Kontynuując ten wątek, prowadzący program Krzysztof Skórzyński powiedział: - W tej sprawie padały i padają różne nazwiska, aktorów, biznesmenów, polityków - chciałbym powiedzieć, że potwierdziliśmy pojawiające się informacje, że wśród osób zaszczepionych w grudniu w Warszawskim Uniwersytecie Medycznym była też Kasia Kieli, prezes i dyrektor zarządzająca Discovery w Europie, Afryce i na Bliskim Wschodzie. Kasia Kieli obecnie przebywa za granicą.
- Na pewno będziemy starali się wyciągnąć karę finansową, która będzie skierowana do tego podmiotu, który jest odpowiedzialny za szczepienie, czyli Uniwersyteckie Centrum Kliniczne – powiedział następnie minister Niedzielski, odnosząc się do kontroli i nieprawidłowości.
- W tej chwili mam informację, że dwie osoby podały się do dymisji: szefowa Centrum Medycznego oraz kanclerz uczelni, ale ja jeszcze muszę przeanalizować wyniki (kontroli – red.), aby dokładnie zobaczyć, na ile odpowiedzialność za nieprawidłowe przeprowadzenie tego procesu ponoszą poszczególne osoby.
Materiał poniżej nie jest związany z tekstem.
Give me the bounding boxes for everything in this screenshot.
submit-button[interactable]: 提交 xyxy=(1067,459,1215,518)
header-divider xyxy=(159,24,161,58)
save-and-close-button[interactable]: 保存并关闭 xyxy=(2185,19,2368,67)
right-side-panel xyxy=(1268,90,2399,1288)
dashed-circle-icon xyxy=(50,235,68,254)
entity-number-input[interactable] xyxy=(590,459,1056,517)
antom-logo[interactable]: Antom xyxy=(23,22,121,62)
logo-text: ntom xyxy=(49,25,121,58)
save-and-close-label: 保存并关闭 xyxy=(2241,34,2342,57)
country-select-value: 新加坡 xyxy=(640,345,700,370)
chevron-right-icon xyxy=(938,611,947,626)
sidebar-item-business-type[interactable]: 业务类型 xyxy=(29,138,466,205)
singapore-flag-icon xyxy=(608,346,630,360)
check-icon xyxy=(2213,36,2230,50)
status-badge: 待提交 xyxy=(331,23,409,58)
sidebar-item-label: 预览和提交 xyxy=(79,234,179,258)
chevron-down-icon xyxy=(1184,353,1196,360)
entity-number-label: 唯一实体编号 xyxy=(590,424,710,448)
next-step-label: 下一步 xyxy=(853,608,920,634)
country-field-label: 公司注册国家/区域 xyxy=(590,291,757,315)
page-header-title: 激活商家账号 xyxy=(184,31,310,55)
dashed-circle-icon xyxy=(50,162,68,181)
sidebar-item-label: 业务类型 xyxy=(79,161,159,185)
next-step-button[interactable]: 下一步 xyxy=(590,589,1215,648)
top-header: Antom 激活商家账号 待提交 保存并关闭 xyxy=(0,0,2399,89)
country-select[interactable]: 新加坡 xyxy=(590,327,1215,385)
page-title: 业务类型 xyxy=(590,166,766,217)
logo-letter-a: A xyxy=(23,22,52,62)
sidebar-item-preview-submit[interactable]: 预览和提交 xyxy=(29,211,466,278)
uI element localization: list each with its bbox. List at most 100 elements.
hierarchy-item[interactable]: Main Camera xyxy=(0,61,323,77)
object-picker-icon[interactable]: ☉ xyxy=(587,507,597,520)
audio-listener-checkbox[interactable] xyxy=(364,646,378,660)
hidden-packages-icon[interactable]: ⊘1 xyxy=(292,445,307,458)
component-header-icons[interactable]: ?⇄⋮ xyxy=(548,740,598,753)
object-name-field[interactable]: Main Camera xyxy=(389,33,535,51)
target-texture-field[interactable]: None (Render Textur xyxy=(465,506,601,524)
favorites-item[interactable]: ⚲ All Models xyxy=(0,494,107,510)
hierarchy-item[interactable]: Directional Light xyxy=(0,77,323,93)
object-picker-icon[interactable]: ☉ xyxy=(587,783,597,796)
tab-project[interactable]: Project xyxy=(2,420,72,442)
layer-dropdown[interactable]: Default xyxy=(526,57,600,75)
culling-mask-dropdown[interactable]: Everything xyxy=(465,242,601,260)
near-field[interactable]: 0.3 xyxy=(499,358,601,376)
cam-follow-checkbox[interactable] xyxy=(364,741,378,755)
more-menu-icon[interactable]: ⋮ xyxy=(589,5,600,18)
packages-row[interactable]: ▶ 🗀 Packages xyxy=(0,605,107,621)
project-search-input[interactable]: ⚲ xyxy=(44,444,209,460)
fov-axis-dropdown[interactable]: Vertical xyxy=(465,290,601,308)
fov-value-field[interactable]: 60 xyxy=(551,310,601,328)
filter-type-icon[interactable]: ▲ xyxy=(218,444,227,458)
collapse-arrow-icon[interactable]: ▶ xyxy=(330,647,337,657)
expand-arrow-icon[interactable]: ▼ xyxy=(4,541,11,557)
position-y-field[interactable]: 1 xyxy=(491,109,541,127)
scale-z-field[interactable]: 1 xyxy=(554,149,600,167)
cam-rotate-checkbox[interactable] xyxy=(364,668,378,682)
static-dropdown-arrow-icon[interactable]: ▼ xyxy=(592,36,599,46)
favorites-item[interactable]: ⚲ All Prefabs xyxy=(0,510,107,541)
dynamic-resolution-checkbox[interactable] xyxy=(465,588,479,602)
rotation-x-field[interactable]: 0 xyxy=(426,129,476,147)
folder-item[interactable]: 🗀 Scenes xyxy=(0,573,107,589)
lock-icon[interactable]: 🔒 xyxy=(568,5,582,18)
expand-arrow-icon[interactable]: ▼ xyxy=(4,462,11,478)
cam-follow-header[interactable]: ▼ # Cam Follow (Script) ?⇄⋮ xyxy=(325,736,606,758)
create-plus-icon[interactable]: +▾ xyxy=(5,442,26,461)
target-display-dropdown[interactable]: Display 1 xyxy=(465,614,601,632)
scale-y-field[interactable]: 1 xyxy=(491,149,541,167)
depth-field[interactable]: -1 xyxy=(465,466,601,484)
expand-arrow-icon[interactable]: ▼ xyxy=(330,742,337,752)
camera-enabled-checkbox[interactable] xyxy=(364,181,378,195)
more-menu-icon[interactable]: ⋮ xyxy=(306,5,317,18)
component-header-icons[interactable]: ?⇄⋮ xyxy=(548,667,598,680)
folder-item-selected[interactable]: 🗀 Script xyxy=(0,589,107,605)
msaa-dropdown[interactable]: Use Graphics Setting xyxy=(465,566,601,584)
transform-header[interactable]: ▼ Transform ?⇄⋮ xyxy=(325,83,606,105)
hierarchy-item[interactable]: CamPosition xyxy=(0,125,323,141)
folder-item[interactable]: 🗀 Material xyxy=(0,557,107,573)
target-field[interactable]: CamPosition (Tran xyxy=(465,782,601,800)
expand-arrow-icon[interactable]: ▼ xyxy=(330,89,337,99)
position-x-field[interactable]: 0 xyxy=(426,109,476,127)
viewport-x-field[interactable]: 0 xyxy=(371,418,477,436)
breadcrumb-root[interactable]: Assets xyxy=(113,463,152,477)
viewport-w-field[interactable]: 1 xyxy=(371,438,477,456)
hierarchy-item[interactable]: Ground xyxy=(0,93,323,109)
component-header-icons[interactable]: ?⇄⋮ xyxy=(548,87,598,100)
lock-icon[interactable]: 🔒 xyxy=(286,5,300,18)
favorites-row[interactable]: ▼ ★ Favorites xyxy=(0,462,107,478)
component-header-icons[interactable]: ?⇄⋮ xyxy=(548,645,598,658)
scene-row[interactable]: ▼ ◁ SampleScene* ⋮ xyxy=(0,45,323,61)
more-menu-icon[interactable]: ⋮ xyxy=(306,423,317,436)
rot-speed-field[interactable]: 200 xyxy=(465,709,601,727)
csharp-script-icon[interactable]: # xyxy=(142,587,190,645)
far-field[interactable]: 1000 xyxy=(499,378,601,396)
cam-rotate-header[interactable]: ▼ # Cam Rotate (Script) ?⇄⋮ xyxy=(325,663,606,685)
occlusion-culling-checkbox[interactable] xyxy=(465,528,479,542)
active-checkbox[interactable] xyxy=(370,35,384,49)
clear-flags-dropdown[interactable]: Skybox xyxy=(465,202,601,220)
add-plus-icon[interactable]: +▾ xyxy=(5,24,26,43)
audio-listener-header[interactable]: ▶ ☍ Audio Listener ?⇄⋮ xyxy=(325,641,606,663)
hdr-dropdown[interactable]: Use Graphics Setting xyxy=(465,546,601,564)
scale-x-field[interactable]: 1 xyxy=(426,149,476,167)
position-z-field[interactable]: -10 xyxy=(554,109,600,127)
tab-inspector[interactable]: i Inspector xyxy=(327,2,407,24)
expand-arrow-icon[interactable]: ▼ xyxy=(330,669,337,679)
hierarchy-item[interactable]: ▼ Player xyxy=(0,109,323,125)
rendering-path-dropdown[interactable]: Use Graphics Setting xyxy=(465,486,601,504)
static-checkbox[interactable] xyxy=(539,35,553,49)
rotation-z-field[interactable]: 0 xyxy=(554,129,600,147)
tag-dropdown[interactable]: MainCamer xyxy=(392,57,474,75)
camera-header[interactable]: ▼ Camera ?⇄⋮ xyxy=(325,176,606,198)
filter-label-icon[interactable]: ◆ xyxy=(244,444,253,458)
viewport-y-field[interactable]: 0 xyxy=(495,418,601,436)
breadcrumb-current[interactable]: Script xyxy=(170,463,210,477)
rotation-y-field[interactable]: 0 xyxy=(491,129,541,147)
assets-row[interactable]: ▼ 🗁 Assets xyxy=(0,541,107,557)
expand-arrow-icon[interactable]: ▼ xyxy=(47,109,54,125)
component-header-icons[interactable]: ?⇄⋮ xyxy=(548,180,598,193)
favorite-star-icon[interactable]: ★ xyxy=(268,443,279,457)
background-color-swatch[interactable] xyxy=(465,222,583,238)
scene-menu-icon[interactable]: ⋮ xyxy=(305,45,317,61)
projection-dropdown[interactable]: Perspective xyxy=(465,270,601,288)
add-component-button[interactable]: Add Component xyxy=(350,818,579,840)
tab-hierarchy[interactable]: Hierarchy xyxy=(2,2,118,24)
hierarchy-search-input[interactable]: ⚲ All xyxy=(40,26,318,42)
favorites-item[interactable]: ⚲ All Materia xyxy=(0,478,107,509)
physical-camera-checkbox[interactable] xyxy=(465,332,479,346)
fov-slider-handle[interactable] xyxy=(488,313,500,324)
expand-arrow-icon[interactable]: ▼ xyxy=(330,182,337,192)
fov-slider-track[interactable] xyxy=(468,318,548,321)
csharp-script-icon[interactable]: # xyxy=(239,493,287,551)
Bo nie chciałbym, żeby ta odpowiedzialność losowo się rozeszła po różnych osobach. Chciałbym, żeby została wyraźnie rozliczona – dodał Niedzielski.
Obiecał, że w poniedziałek z prezesem NFZ przedstawi w tej sprawie formalne wnioski, a oprócz tego swoją osobistą ocenę oraz oczekiwania względem władz WUM-u.
Zaznaczył, że uniwersytet medyczny "ma kształcić młodych lekarzy nie tylko w wymiarze edukacyjnym, ale też w wymiarze postaw etycznych, które są tak szalenie ważne w zawodzie lekarza".
Niedzielski: pracujemy nad koncepcją centralizacji szpitali
Minister zdrowia mówił też, że resort "pracuje nad koncepcją" centralizacji szpitali. - Oznaczałaby to przejęcie własności nad szpitalami przez między innymi Skarb Państwa, choć jest też kilka innych opcji, które są również analizowane, ale to jest pomysł najpoważniejszy. Myślę, że pandemia bardzo dużo nas nauczyła. Widać, że rozproszone zarządzanie, rozproszenie zasobów właścicieli, powoduje bałagan organizacyjny – powiedział.
- Szpitale powiatowe są rozważane jako te, które w pierwszej kolejności powinny być poddane zmianom w zakresie zmiany właścicielstwa, ale muszę zastrzec, że to jedna z opcji. Z mojego punktu widzenia jest olbrzymia potrzeba zmian w tym zakresie, bo to jeden z "metaproblemów" w służbie zdrowia – rozproszenie zasobów, brak koordynacji. Szpitale obok siebie konkurują swoją ofertą, a nie współpracują. Nie dzielą się zakresami usług i to prowadzi do dużego problemu organizacyjnego – przekonywał Niedzielski w TVN24.